In today’s muscle car wars there’s lots of bragging about horsepower and lap times, which is fun, but how reliable are these expensive new guided missiles?
First, a little background on where this information is coming from: The Long-Term Quality Index is a site designed to give the average car buyer a picture of what the long-term reliability of different makes and models based on real-world used vehicle data.
The aim is to provide an objective way to compare different vehicles based on reliability data collected from trade-in vehicles.
The focus of this data, and the analysis, is centered on powertrain (engine and transmission) issues, and the distribution of vehicles based on mileage (i.e. early trade-ins are typically a sign of owner dissatisfaction, usually with the quality of the vehicle and frequency of repairs).
Per the survey, the average trade-in mileage recorded was 126,946, which at first might seem high, but currently the average auto finance contract is around 5.5 years, so it’s not hard to see how 12,000 to 15,000 miles per year can add up over the period of the loan.
First, the easiest measure is the Reliability Score that the Long-Term Quality Index calculated based on vehicle trade-in data for the Camaro. By this measure, the Chevrolet Camaro rates a Reliability Score of 53.5, which is Average and places pretty much in the middle of the 0 – 100 point scale.
Further 9.9% of the trade-ins were related to a Powertrain Issue.*
If you look at the line chart, you see a thin line that represents that trade-in mileage across the thousands of vehicles that were part of this study. Not surprisingly, it’s a very typical bell curve (remember those?).
The dark red Camaro curve, peaking to the left of the thin line, indicates that Camaros are traded in much earlier than the “average” car. In fact, there are two peaks, one at around 30,000 miles and another at around 90,000 miles that may reflect mileages when specific mechanical problems begin to occur.
The Dodge Challenger rated highest on the Reliability Score, but it was also the car that owners traded-in the soonest. Could one be related to the other?
Powertrain Issues* were the lowest of the three models, but then again, it’s not surprising given that the cars came into the dealerships with an average of only 57,362 miles on the odometer.
The fact that this car is traded is so early and so frequently is a bit of a red light.
The Ford Mustang rated lowest in the Reliability Score, but on the other hand, it had the highest trade-in mileage of the three – so owners weren’t running away from their cars.
The Mustang trade-in curve is as close to a bell curve distribution, and to the average, as any of the three cars.

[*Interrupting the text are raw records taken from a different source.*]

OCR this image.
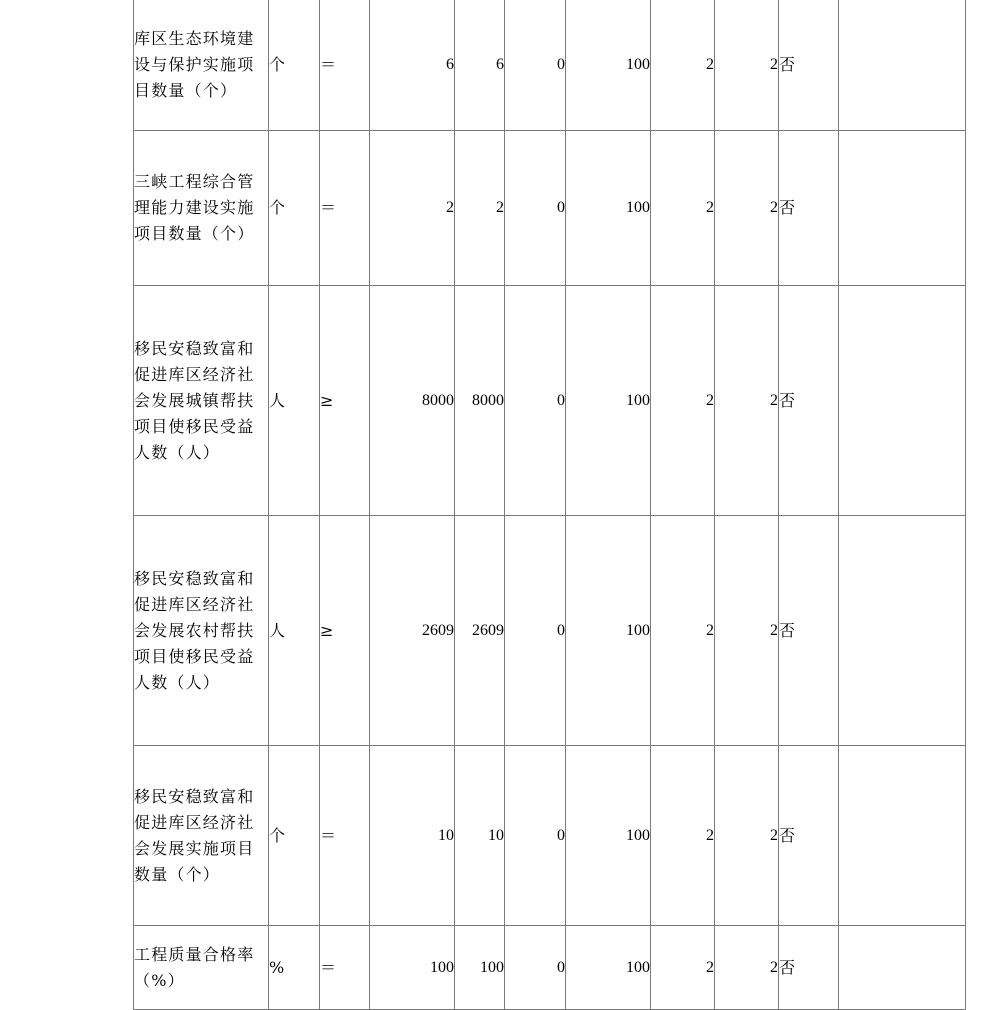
库区生态环境建设与保护实施项目数量（个）	个	＝	6	6	0	100	2	2	否	
三峡工程综合管理能力建设实施项目数量（个）	个	＝	2	2	0	100	2	2	否	
移民安稳致富和促进库区经济社会发展城镇帮扶项目使移民受益人数（人）	人	≥	8000	8000	0	100	2	2	否	
移民安稳致富和促进库区经济社会发展农村帮扶项目使移民受益人数（人）	人	≥	2609	2609	0	100	2	2	否	
移民安稳致富和促进库区经济社会发展实施项目数量（个）	个	＝	10	10	0	100	2	2	否	
工程质量合格率（%）	%	＝	100	100	0	100	2	2	否	
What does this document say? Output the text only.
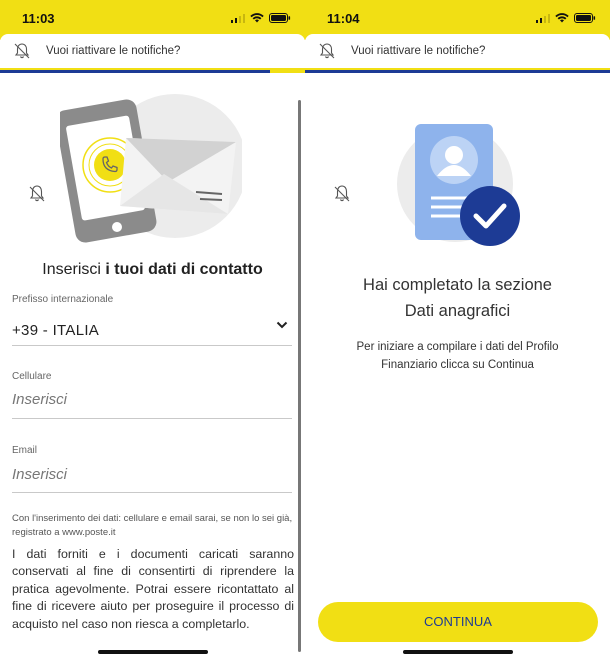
11:03
Vuoi riattivare le notifiche?
Inserisci i tuoi dati di contatto
Prefisso internazionale
+39 - ITALIA
Cellulare
Inserisci
Email
Inserisci

Con l'inserimento dei dati: cellulare e email sarai, se non lo sei già, registrato a www.poste.it

I dati forniti e i documenti caricati saranno conservati al fine di consentirti di riprendere la pratica agevolmente. Potrai essere ricontattato al fine di ricevere aiuto per proseguire il processo di acquisto nel caso non riesca a completarlo.

11:04
Vuoi riattivare le notifiche?
Hai completato la sezione
Dati anagrafici
Per iniziare a compilare i dati del Profilo
Finanziario clicca su Continua
CONTINUA
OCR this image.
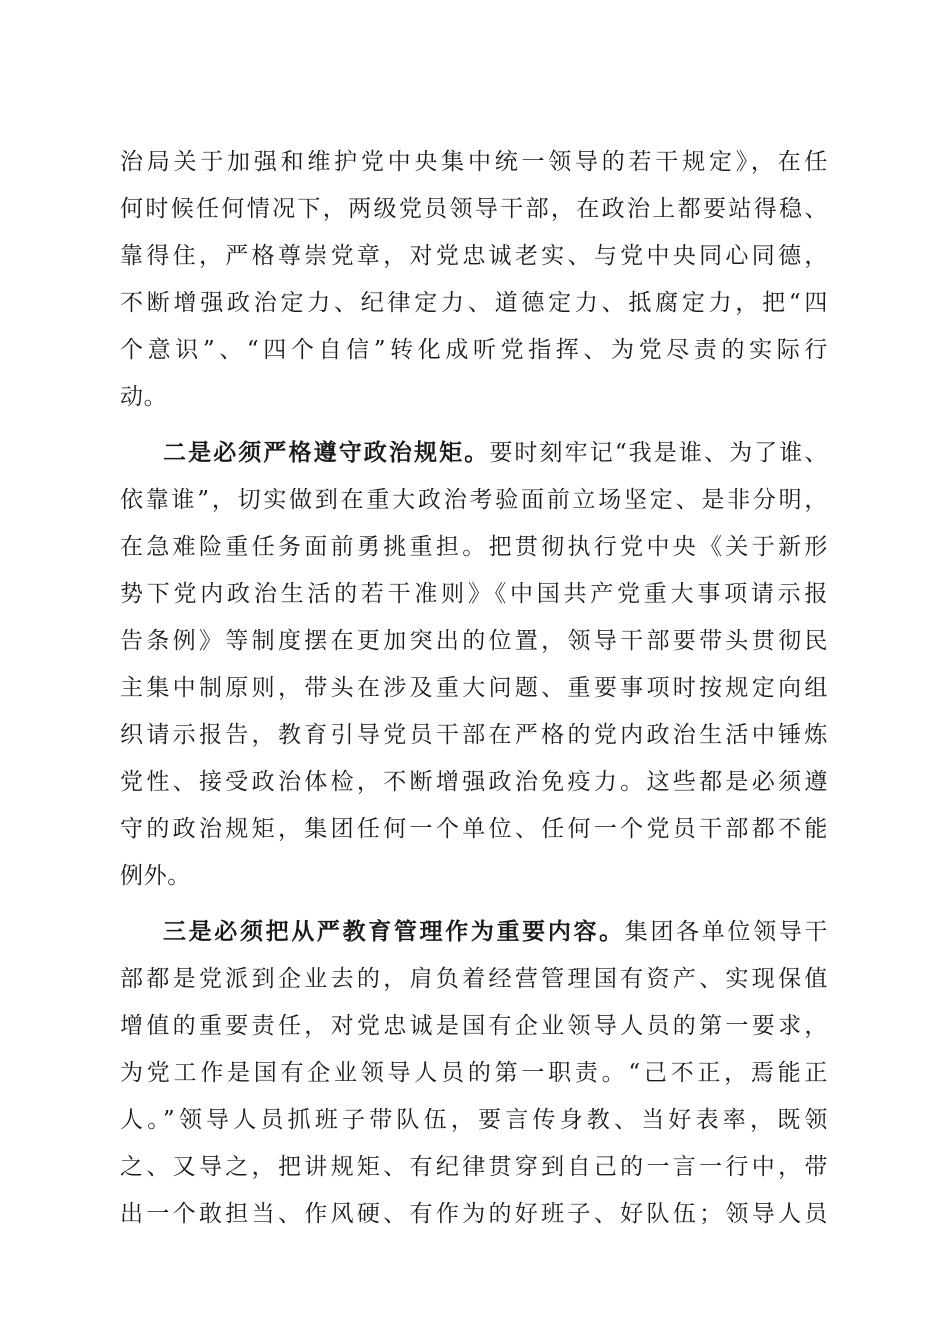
治局关于加强和维护党中央集中统一领导的若干规定》，在任
何时候任何情况下，两级党员领导干部，在政治上都要站得稳、
靠得住，严格尊崇党章，对党忠诚老实、与党中央同心同德，
不断增强政治定力、纪律定力、道德定力、抵腐定力，把“四
个意识”、“四个自信”转化成听党指挥、为党尽责的实际行
动。
二是必须严格遵守政治规矩。要时刻牢记“我是谁、为了谁、
依靠谁”，切实做到在重大政治考验面前立场坚定、是非分明，
在急难险重任务面前勇挑重担。把贯彻执行党中央《关于新形
势下党内政治生活的若干准则》《中国共产党重大事项请示报
告条例》等制度摆在更加突出的位置，领导干部要带头贯彻民
主集中制原则，带头在涉及重大问题、重要事项时按规定向组
织请示报告，教育引导党员干部在严格的党内政治生活中锤炼
党性、接受政治体检，不断增强政治免疫力。这些都是必须遵
守的政治规矩，集团任何一个单位、任何一个党员干部都不能
例外。
三是必须把从严教育管理作为重要内容。集团各单位领导干
部都是党派到企业去的，肩负着经营管理国有资产、实现保值
增值的重要责任，对党忠诚是国有企业领导人员的第一要求，
为党工作是国有企业领导人员的第一职责。“己不正，焉能正
人。”领导人员抓班子带队伍，要言传身教、当好表率，既领
之、又导之，把讲规矩、有纪律贯穿到自己的一言一行中，带
出一个敢担当、作风硬、有作为的好班子、好队伍；领导人员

Mustang did have the worst rating in Powertrain Issues*, but again, they were also the cars driven the longest.
And the winner is …
None of the above. Sorry, the results of this survey demonstrate just how far FCA, Ford, and GM have to go in product quality. Even the most basic versions of the three cars above are pretty expensive cars, and buyers deserve better.
So let’s look at what better looks like:
The Toyota Camry’s Reliability Index of 82.6 is well above average, which is pretty well known to most people.
The trade-in curve is both flatter and peaks later than the average, both of which are good things. Fewer people trade-in their Camry earlier than the average (which means that more trade them in later than average), and the Camry’s trade-in mileage is 20,0000 miles higher than average.
Why shouldn’t a Camaro, Challenger or Mustang be as reliable as a Camry? As Gearheads, you deserve as much.
* The charts refer to “engine” issues, “transmission” issues and “powertrain” issues individually; in these cases “powertrain” refers to either engine or transmission issues (i.e.: should a vehicle have both engine and transmission issues, it will only be counted once under powertrain, and will be counted individually in both the engine and transmission charts).